Today was one of those perfect Autumn days in which I found myself pondering: I wonder what the Q1 2012 print for GDP will look like?
So I fished out my calculator to see what it would tell me. I feed it the data (in log format) and asked it to find the best seasonal, autoregressive, integrated, moving average model it could. The auto.arima() function is such a marvel. In seconds it said it was an ARIMA(1,1,2)(2,0,0) with drift. Before I knew it, I had the following graph in my hands.
If my ARIMA model is to be believed, the most likely print for Q1 2012 GDP growth is 1.1 per cent, quarter on quarter. The through the year result is a fabulous, faster than trend growth figure of 3.8 per cent. Though to be fair, the through the year figure benefits from Q1 2011 dropping off with its -0.3 per cent. Indeed, we need to do worse than -0.3 quarter on quarter for the through the year GDP result to decline from its Q4 2011 read of 2.3 per cent (an unlikely result according to the confidence intervals from the ARIMA model).

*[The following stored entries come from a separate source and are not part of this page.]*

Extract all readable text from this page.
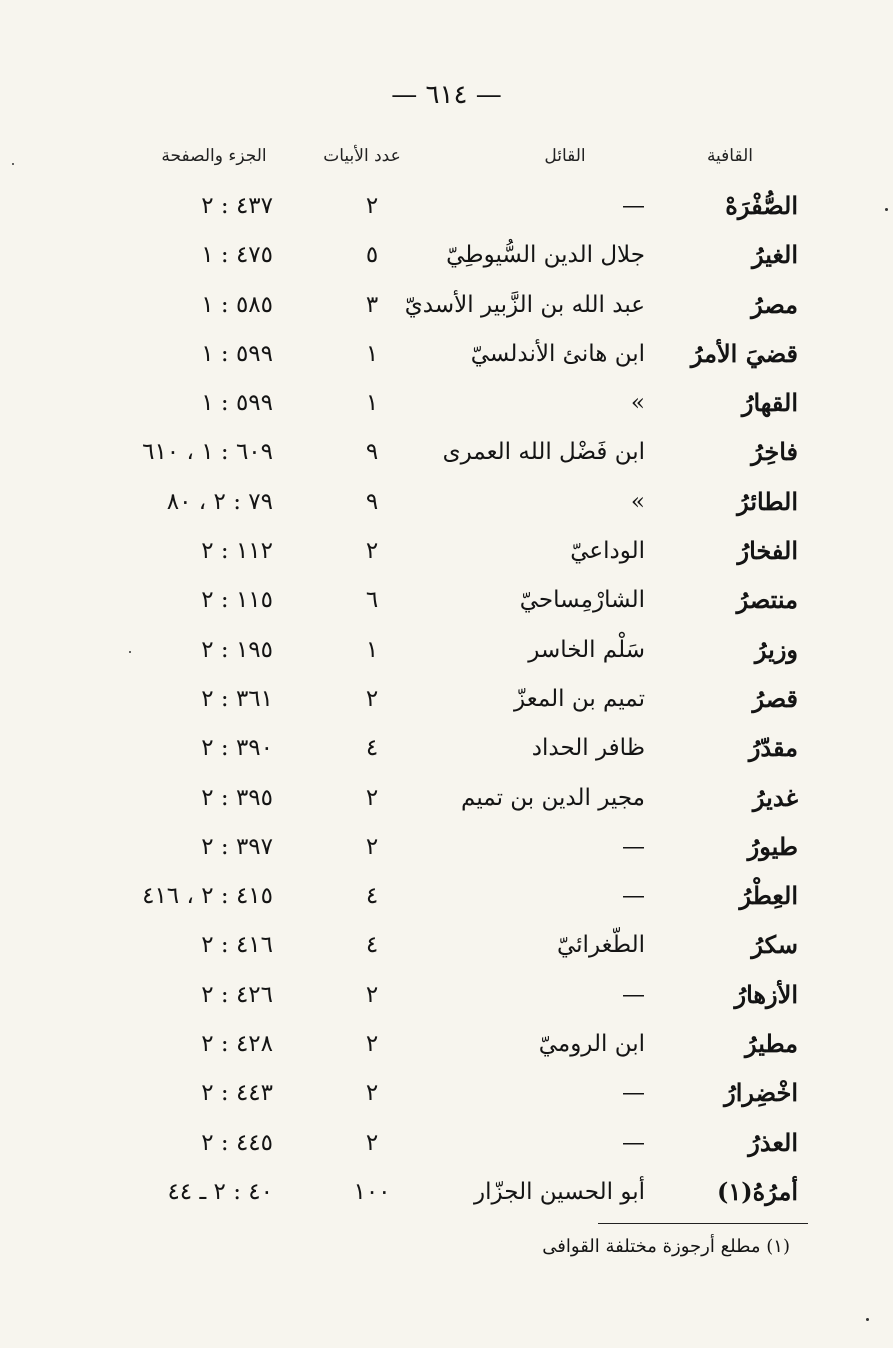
— ٦١٤ —
القافية
القائل
عدد الأبيات
الجزء والصفحة
الصُّفْرَهْ
—
٢
٤٣٧ : ٢
الغيرُ
جلال الدين السُّيوطِيّ
٥
٤٧٥ : ١
مصرُ
عبد الله بن الزَّبير الأسديّ
٣
٥٨٥ : ١
قضيَ الأمرُ
ابن هانئ الأندلسيّ
١
٥٩٩ : ١
القهارُ
»
١
٥٩٩ : ١
فاخِرُ
ابن فَضْل الله العمرى
٩
٦٠٩ : ١ ، ٦١٠
الطائرُ
»
٩
٧٩ : ٢ ، ٨٠
الفخارُ
الوداعيّ
٢
١١٢ : ٢
منتصرُ
الشارْمِساحيّ
٦
١١٥ : ٢
وزيرُ
سَلْم الخاسر
١
١٩٥ : ٢
قصرُ
تميم بن المعزّ
٢
٣٦١ : ٢
مقدّرُ
ظافر الحداد
٤
٣٩٠ : ٢
غديرُ
مجير الدين بن تميم
٢
٣٩٥ : ٢
طيورُ
—
٢
٣٩٧ : ٢
العِطْرُ
—
٤
٤١٥ : ٢ ، ٤١٦
سكرُ
الطّغرائيّ
٤
٤١٦ : ٢
الأزهارُ
—
٢
٤٢٦ : ٢
مطيرُ
ابن الروميّ
٢
٤٢٨ : ٢
اخْضِرارُ
—
٢
٤٤٣ : ٢
العذرُ
—
٢
٤٤٥ : ٢
أمرُهُ(١)
أبو الحسين الجزّار
١٠٠
٤٠ : ٢ ـ ٤٤
(١) مطلع أرجوزة مختلفة القوافى
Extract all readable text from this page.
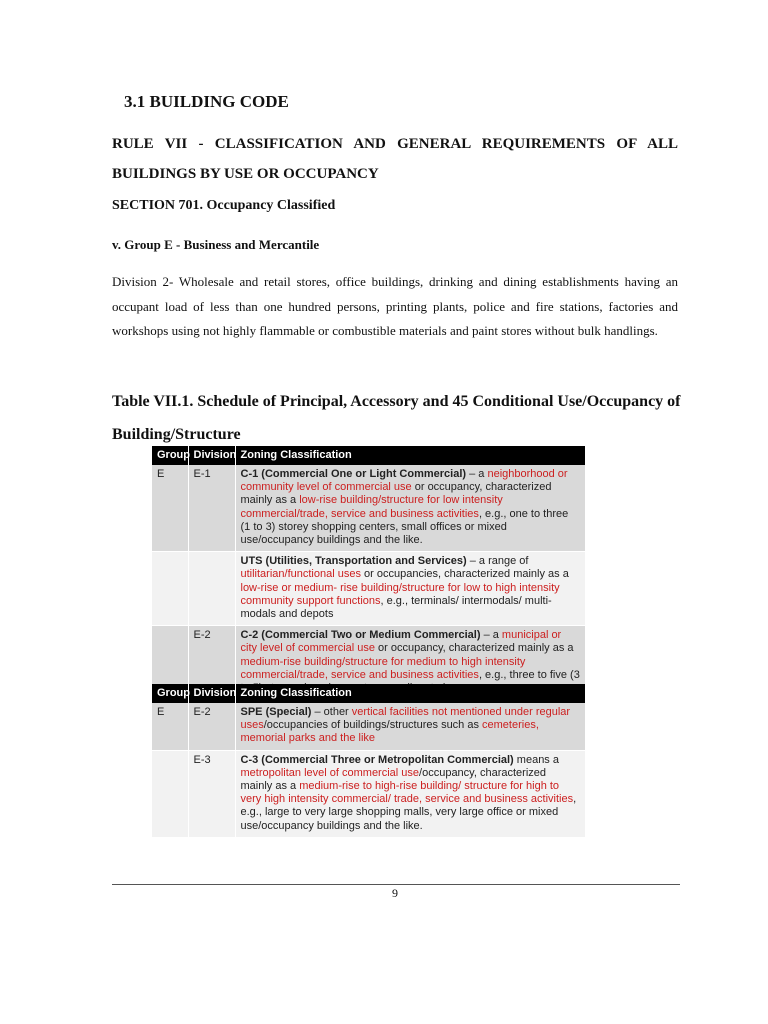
3.1 BUILDING CODE

RULE VII - CLASSIFICATION AND GENERAL REQUIREMENTS OF ALL BUILDINGS BY USE OR OCCUPANCY

SECTION 701. Occupancy Classified

v. Group E - Business and Mercantile

Division 2- Wholesale and retail stores, office buildings, drinking and dining establishments having an occupant load of less than one hundred persons, printing plants, police and fire stations, factories and workshops using not highly flammable or combustible materials and paint stores without bulk handlings.

Table VII.1. Schedule of Principal, Accessory and 45 Conditional Use/Occupancy of Building/Structure

Group	Division	Zoning Classification
E	E-1	C-1 (Commercial One or Light Commercial) – a neighborhood or community level of commercial use or occupancy, characterized mainly as a low-rise building/structure for low intensity commercial/trade, service and business activities, e.g., one to three (1 to 3) storey shopping centers, small offices or mixed use/occupancy buildings and the like.
		UTS (Utilities, Transportation and Services) – a range of utilitarian/functional uses or occupancies, characterized mainly as a low-rise or medium- rise building/structure for low to high intensity community support functions, e.g., terminals/ intermodals/ multi-modals and depots
	E-2	C-2 (Commercial Two or Medium Commercial) – a municipal or city level of commercial use or occupancy, characterized mainly as a medium-rise building/structure for medium to high intensity commercial/trade, service and business activities, e.g., three to five (3
Group	Division	Zoning Classification
E	E-2	SPE (Special) – other vertical facilities not mentioned under regular uses/occupancies of buildings/structures such as cemeteries, memorial parks and the like
	E-3	C-3 (Commercial Three or Metropolitan Commercial) means a metropolitan level of commercial use/occupancy, characterized mainly as a medium-rise to high-rise building/ structure for high to very high intensity commercial/ trade, service and business activities, e.g., large to very large shopping malls, very large office or mixed use/occupancy buildings and the like.
9
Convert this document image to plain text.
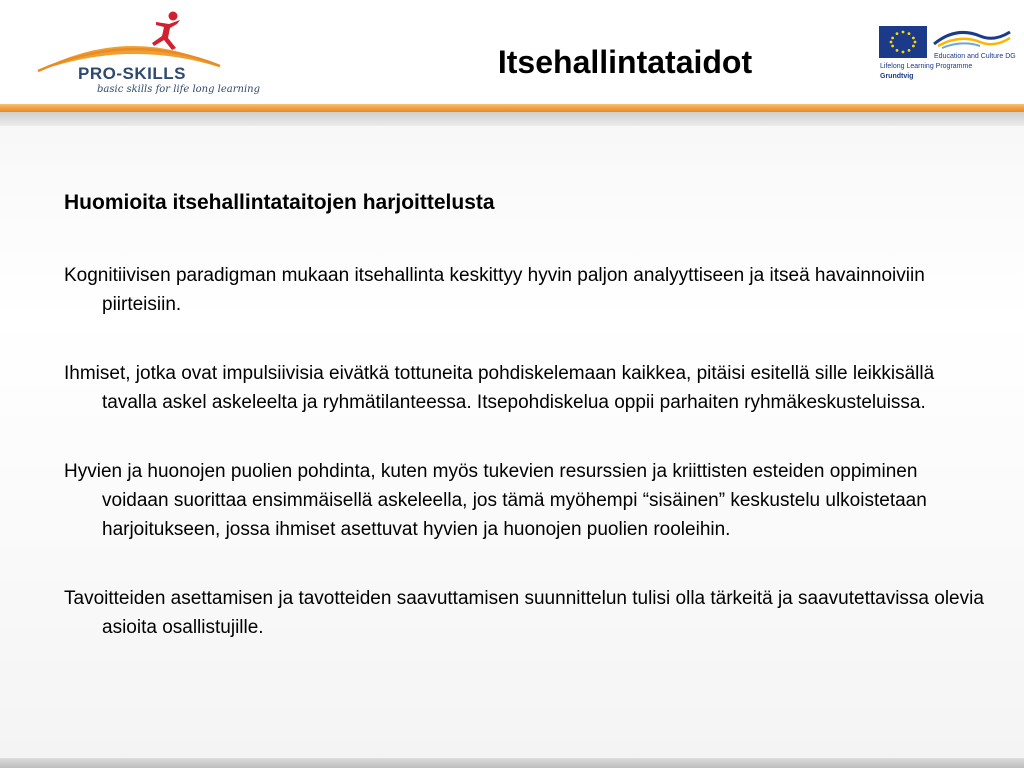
PRO-SKILLS
basic skills for life long learning
Itsehallintataidot	Education and Culture DG
Lifelong Learning Programme
Grundtvig
Huomioita itsehallintataitojen harjoittelusta

Kognitiivisen paradigman mukaan itsehallinta keskittyy hyvin paljon analyyttiseen ja itseä havainnoiviin piirteisiin.

Ihmiset, jotka ovat impulsiivisia eivätkä tottuneita pohdiskelemaan kaikkea, pitäisi esitellä sille leikkisällä tavalla askel askeleelta ja ryhmätilanteessa. Itsepohdiskelua oppii parhaiten ryhmäkeskusteluissa.

Hyvien ja huonojen puolien pohdinta, kuten myös tukevien resurssien ja kriittisten esteiden oppiminen voidaan suorittaa ensimmäisellä askeleella, jos tämä myöhempi “sisäinen” keskustelu ulkoistetaan harjoitukseen, jossa ihmiset asettuvat hyvien ja huonojen puolien rooleihin.

Tavoitteiden asettamisen ja tavotteiden saavuttamisen suunnittelun tulisi olla tärkeitä ja saavutettavissa olevia asioita osallistujille.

Do I believe it? Well ... it is as good a guess as any. It is remarkably close to the Government's pre-budget guess for 2012-13.
But ARIMA models are just a sophisticated way of saying the whether tomorrow will be much like the weather today. They're right most of the time, but they can miss the big turning points. They do a bit better during the storm, because they know the storm will eventually clear up and the weather will return to what it is like usually at this time of the year.
Notwithstanding their naivety, ARIMA models often do a reasonable job at predicting the next GDP print. It takes quite some hard work (and some devilish statistics) to beat them.
Nonetheless, I am up for the challenge of developing an unobserved components model with Kalman filtering. It is just going to take me a little longer that dropping the data into the auto.arima function.